Au cours du XIXe siècle, les astronomes vont assister plusieurs fois à un phénomène inattendu : la fragmentation (ou, comme ils disent alors : la segmentation) des comètes. Le premier exemple leur en a été fourni par la comète de Biela. Découverte en 1826, cette comète périodique réapparaît, comme on l'avait prévu en 1846, mais cette fois son noyau est dédoublé dédoublé, et il le sera encore en 1852, lors de son passage suivant, qui sera aussi le dernier.

Le second exemple de comète double a été observé seulement par Liais. Cet astronome, alors directeur de l'observatoire de Rio de Janeiro, découvrit le 26 février 1860, à Olinda (Brésil), une comète double qu'il suivit jusqu'au 13 mars de la même année. La première composante, deux fois plus brillante que la seconde, avait l'éclat d'une étoile de neuvième grandeur et un diamètre d'environ 1'. Elle montrait de grandes variations de forme et d'éclat. Liais y observait des traces de lumière polarisée. La seconde composante était distante de la première d'environ 1 000 km, (0,0025 de la distance de la Lune à la Terre).

Le troisième exemple de segmentation d'une comète fut observé fin septembre 1882. La belle comète visible à l'oeil nu les 18 et 19 septembre après son passage au périhélie le 17, avait à la fin du mois de septembre une queue de 20° de longueur et lare de 1° 30', entourée d'une sorte de gaine lumineuse qui s'étendait à 3° 30' au-dessus de la tête, du côté du Soleil. Le noyau, d'abord arrondi, se dédoubla, et les deux parties s'écartèrent de plus en plus. A Washington, on observa quatre noyaux; on en aperçut même un cinquième très faible à Rio de Janeiro, le 15 janvier 1883, et le 13 octobre, E. Barnard, à Nashville, voyait un peu au Sud jusqu'à huit objets nébuleux diffus. Le 8 octobre, Schmidt, à Athènes, apercevait à 4° au S. O. de la comète une nébulosité très faible, très diffuse et très étendue, qui, tout en suivant la comète dans sa marche, avait un mouvement un peu plus rapide. Pendant trois jours, il a pu suivre cette nébulosité observée également par Hartwig. Le 20 octobre, Brooks, à Phelps, voyait à l'Est de la comète une masse cométaire d'une étendue de 2°. Enfin, La Caille trouvait à Olinda, le 16 novembre, une faible nébulosité qu'il pouvait encore observer les 20, 22 et 26 novembre. Les noyaux 2, 3 et 4 (dans l'ordre de leurs distances du Soleil) ont été observés plusieurs fois. Partant de ces observations, Tisserand estime qu'ils ont probablement formé trois comètes dont les durées des révolutions autour du Soleil sont respectivement 772, 885 et 972 ans. Le noyau 1 a dû fournir, croit-il, une comète à plus courte période.
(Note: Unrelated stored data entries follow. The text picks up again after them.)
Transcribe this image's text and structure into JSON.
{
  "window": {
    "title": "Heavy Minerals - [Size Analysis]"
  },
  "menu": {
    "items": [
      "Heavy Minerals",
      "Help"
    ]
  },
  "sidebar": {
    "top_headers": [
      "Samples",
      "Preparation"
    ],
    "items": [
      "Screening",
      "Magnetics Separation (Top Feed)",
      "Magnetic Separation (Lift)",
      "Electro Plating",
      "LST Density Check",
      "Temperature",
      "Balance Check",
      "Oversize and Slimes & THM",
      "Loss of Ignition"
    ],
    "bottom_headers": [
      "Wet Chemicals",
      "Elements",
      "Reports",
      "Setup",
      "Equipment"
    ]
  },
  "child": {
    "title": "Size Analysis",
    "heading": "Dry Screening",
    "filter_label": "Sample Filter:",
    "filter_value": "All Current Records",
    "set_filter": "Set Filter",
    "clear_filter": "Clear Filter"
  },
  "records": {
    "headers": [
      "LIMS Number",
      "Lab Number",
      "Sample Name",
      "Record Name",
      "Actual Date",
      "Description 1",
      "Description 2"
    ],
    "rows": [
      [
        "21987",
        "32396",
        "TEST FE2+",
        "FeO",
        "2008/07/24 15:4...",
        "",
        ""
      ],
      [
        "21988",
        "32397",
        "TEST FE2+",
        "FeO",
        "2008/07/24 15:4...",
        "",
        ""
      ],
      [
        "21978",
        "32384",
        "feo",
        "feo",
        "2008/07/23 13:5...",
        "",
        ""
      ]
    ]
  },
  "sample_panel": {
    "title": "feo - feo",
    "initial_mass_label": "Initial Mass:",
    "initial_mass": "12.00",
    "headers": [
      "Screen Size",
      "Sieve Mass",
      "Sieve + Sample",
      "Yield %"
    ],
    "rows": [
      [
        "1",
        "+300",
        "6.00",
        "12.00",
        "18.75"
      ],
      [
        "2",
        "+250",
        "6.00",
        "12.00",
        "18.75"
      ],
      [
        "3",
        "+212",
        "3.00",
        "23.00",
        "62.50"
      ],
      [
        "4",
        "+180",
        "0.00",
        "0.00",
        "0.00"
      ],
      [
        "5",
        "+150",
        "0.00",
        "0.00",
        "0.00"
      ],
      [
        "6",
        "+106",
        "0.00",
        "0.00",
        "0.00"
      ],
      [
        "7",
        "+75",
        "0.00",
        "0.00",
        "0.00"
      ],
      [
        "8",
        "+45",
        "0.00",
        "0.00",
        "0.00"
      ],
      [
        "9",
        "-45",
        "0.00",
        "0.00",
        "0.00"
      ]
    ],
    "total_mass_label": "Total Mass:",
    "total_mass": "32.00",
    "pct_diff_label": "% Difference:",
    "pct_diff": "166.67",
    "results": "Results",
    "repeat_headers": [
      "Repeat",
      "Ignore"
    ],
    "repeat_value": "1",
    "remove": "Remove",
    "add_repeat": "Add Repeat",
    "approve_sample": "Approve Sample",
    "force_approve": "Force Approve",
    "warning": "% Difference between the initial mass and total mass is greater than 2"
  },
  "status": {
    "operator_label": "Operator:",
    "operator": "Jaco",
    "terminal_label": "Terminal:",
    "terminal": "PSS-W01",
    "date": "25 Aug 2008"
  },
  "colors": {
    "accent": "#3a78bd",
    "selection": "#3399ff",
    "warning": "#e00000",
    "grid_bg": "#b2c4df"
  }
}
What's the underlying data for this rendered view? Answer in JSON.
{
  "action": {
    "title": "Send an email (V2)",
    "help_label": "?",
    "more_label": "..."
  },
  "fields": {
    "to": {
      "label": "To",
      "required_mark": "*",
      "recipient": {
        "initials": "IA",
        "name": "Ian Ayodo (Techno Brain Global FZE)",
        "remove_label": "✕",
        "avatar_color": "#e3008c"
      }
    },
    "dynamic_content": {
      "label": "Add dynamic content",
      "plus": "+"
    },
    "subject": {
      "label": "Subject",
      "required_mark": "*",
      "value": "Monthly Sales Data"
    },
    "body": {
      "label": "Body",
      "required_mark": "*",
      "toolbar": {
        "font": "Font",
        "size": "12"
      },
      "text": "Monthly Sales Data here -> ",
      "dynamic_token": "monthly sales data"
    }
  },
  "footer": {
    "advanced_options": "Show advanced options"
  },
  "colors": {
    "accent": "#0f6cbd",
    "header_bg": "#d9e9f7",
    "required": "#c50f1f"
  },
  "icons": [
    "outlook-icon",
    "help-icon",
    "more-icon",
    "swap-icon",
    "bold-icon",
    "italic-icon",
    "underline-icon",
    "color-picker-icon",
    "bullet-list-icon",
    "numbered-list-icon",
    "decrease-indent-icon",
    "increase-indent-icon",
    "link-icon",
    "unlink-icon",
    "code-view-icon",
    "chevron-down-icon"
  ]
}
Enfin, la quatrième comète segmentée du XIXe siècle date de 1889. Découverte le 6 juin par Brooks, elle donnait un nouvel exemple de segmentation le 1er août. Barnard, astronome de l'observatoire Lick (mont Hamilton), voyait quatre noyaux dont les trois principaux avaient une petite queue. La troisième comète de 1881, très brillante, n'a pas montré de segmentation bien nette, mais on voyait autour de la tête quatre bras qui paraissaient vouloir se détacher pour former des comètes isolées.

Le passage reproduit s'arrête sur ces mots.